During the Vietnam War, as in any war, children can become displaced because of the loss of their parents. The country has already lost so many people, and often there is no one to take these little orphans, so they often end up in an orphanage, waiting for someone to come along and adopt them. Many times, they live their entire childhood in that orphanage. For a country that has already be devastated by war, the cost of raising these children is detrimental. Such was the case for orphaned children from the Vietnam War. Then the United States made the decision to airlift these children to the United States to be adopted by American families who were waiting for children. The plan was dubbed Operation Baby Lift, and while it would end up being successful, it got of the a sad and rocky start on April 4, 1975, when the first plane crashed shortly after taking off from Tan Son Nhut airbase in Saigon. On board were more than 300 passengers. Of those, 138 passengers, mostly children were killed.

Captain Dennis “Bud” Traynor was the captain on the plane. Many of the 138 passengers were children, and many of them were under age 2 and so small, they had to be carried onto the plane. “We bucket-brigade-loaded the children right up the stairs into the airplane,” Traynor remembers. The flight began normally, but shortly into the flight, when the plane’s cargo doors malfunctioned they blew out, taking with them a chunk of the tail. There was a rapid decompression inside the aircraft, causing the pilot, Traynor, to crash land the C-5 cargo plane into a nearby rice paddy. Traynor managed to stabilize the plane and turn it back toward Vietnam. After that, his only option was a crash landing. The impact was fierce. “It cut all control cables to the tail,” explains Traynor. “So I’m pulling and pulling and pulling, and my nose is going down further and further and we’re going faster and faster and faster, and I can’t figure this out. We came to a stop and I thought to myself ‘I’m alive,'” he says. “And so I undid my lap belt, fell to the ceiling, rolled open the side window, and stepped out and saw the wings burning. And I thought, ‘Oh no, that’s the rest of the airplane.'” Out of the more than 300 people on board, the death toll included 78 children and about 50 adults, including Air Force personnel. More than 170 survived.

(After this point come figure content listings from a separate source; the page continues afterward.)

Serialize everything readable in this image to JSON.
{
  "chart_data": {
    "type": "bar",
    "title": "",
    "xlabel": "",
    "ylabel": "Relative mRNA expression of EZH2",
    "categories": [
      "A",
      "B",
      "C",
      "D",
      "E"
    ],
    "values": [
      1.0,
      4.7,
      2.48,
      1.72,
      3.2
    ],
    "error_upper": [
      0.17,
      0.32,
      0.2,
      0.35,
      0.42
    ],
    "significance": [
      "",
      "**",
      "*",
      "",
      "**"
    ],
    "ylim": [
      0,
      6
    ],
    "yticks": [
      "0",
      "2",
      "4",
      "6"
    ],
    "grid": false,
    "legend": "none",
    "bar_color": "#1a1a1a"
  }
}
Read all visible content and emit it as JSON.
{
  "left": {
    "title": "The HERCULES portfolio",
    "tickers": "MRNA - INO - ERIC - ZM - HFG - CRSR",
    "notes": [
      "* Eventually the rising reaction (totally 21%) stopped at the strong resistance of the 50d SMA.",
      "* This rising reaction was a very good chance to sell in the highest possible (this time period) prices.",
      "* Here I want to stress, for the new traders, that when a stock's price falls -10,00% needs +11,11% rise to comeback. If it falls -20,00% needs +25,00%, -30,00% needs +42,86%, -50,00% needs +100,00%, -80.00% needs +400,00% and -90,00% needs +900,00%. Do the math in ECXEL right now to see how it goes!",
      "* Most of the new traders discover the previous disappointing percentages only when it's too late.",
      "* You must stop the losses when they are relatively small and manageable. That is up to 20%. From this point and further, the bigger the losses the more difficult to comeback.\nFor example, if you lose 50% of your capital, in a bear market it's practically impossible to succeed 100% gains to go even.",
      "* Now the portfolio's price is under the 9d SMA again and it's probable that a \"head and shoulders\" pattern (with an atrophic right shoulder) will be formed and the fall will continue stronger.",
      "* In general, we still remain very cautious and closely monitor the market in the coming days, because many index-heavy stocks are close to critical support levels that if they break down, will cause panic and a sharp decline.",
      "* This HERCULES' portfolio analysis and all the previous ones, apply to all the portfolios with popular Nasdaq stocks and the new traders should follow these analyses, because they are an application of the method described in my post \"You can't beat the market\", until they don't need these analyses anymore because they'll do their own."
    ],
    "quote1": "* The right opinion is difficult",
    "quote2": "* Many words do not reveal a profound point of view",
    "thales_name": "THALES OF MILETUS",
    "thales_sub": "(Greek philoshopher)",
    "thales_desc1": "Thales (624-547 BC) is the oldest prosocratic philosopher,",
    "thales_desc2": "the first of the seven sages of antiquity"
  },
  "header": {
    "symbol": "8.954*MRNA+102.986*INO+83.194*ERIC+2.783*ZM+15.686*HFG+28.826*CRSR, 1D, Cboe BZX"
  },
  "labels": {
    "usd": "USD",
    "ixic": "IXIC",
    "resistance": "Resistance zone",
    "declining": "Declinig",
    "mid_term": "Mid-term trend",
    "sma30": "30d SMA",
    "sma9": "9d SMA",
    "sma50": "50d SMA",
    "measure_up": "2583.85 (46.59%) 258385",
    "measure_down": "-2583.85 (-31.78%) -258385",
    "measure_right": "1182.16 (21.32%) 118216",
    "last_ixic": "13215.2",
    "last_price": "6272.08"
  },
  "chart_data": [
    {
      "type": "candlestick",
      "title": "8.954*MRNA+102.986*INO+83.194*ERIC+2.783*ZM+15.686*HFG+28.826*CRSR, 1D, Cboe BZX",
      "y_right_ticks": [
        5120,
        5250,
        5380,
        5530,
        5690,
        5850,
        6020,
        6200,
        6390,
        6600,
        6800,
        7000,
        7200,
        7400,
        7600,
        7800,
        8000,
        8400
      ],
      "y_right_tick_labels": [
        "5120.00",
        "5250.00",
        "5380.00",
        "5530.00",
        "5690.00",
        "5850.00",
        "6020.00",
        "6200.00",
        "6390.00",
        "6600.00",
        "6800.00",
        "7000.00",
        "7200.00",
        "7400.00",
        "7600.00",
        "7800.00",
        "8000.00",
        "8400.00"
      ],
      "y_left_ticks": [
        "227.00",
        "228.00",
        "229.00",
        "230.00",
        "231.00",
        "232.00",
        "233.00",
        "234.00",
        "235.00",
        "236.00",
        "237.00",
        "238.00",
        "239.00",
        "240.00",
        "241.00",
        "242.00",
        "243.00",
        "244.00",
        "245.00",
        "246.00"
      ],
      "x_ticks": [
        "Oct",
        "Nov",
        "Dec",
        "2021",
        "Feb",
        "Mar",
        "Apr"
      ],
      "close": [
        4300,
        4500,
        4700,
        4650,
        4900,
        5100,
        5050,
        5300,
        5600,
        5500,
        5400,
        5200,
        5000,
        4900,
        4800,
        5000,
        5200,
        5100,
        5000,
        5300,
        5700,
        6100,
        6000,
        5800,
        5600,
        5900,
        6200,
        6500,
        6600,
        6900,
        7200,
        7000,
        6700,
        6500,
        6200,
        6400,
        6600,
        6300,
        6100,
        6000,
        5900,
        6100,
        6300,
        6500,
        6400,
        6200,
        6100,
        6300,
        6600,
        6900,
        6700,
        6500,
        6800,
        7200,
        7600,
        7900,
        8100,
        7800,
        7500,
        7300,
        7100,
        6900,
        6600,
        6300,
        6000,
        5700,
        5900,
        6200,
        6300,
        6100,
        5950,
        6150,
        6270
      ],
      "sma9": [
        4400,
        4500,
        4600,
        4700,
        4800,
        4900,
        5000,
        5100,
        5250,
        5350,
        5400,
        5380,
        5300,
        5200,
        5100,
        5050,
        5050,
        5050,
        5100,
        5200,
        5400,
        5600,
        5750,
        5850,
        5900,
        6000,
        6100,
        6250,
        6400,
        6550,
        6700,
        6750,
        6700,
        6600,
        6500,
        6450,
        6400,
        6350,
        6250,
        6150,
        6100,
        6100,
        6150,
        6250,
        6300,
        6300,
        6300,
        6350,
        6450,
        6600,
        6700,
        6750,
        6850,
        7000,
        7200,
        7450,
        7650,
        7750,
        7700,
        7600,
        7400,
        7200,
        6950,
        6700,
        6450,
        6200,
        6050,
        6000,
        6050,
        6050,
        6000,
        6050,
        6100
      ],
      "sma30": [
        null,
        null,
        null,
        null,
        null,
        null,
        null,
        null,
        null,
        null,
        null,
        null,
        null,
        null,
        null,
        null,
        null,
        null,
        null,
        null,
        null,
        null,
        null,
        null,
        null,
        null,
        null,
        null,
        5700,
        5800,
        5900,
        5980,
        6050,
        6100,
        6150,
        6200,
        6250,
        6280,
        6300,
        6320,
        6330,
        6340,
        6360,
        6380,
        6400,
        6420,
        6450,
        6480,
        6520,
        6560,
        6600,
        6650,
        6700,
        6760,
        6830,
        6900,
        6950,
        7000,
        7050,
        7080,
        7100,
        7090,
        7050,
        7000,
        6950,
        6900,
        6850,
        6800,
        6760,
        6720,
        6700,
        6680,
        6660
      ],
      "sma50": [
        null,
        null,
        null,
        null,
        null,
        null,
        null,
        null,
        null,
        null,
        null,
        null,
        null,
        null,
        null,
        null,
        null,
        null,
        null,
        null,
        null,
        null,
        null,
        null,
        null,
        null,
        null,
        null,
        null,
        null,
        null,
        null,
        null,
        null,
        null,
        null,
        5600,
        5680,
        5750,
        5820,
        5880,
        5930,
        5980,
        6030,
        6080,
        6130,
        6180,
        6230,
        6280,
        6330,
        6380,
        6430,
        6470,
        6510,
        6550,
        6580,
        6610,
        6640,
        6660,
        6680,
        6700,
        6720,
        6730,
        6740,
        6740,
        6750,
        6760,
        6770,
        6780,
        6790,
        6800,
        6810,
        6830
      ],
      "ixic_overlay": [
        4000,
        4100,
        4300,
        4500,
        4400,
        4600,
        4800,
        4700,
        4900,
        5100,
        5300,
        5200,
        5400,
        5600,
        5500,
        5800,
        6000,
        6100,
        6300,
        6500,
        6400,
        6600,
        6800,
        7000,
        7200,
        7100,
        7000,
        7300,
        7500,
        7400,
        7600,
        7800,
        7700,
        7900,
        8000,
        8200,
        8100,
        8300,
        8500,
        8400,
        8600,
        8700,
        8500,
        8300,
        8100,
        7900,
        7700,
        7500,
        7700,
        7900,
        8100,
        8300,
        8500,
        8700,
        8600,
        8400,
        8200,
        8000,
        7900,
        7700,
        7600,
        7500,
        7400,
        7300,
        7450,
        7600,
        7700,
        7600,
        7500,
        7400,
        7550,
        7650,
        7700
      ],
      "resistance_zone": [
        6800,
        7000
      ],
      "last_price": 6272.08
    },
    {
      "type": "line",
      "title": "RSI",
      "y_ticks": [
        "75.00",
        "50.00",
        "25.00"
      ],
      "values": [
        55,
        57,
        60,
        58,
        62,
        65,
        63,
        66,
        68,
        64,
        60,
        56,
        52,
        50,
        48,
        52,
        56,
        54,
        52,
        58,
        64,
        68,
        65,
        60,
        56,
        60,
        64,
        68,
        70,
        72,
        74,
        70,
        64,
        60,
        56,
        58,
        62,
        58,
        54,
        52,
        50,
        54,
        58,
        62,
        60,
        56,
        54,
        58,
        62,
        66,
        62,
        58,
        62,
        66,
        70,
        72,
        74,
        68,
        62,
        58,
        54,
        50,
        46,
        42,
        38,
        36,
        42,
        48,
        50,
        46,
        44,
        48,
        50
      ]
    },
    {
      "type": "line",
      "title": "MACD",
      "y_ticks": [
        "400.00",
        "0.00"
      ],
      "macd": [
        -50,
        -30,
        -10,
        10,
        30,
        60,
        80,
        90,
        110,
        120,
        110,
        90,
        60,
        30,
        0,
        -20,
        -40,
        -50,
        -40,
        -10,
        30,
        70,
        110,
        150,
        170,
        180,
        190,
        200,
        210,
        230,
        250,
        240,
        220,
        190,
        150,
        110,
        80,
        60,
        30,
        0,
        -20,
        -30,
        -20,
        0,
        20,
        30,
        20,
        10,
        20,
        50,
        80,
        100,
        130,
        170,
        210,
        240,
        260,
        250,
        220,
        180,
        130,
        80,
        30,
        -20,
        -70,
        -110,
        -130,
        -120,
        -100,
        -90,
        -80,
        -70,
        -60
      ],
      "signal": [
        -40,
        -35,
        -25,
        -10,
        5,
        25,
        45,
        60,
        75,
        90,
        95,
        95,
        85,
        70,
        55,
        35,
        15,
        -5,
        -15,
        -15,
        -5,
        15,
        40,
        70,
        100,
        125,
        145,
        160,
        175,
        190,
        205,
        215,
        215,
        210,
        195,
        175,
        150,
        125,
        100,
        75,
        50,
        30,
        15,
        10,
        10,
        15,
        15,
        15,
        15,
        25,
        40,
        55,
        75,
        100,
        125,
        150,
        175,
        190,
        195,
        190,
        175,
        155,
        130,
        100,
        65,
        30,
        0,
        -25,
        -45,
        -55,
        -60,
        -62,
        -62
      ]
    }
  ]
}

While it was an unusual plan, hatched in the midst of the political fallout, the United States government announced the plan to get thousands of displaced Vietnamese children out of the country. President Ford directed that money from a special foreign aid children’s fund be made available to fly 2,000 South Vietnamese orphans to the United States. Operation Baby Lift lasted for just ten days. Baby Lift was carried out during the final, desperate phase of the war, as North Vietnamese forces closed in on Saigon. Although this first flight ended in tragedy, the rest of the flights were completed safely, and Baby Lift aircraft brought orphans across the Pacific until the mission’s conclusion on April 14, just 16 days before the fall of Saigon and the end of the war.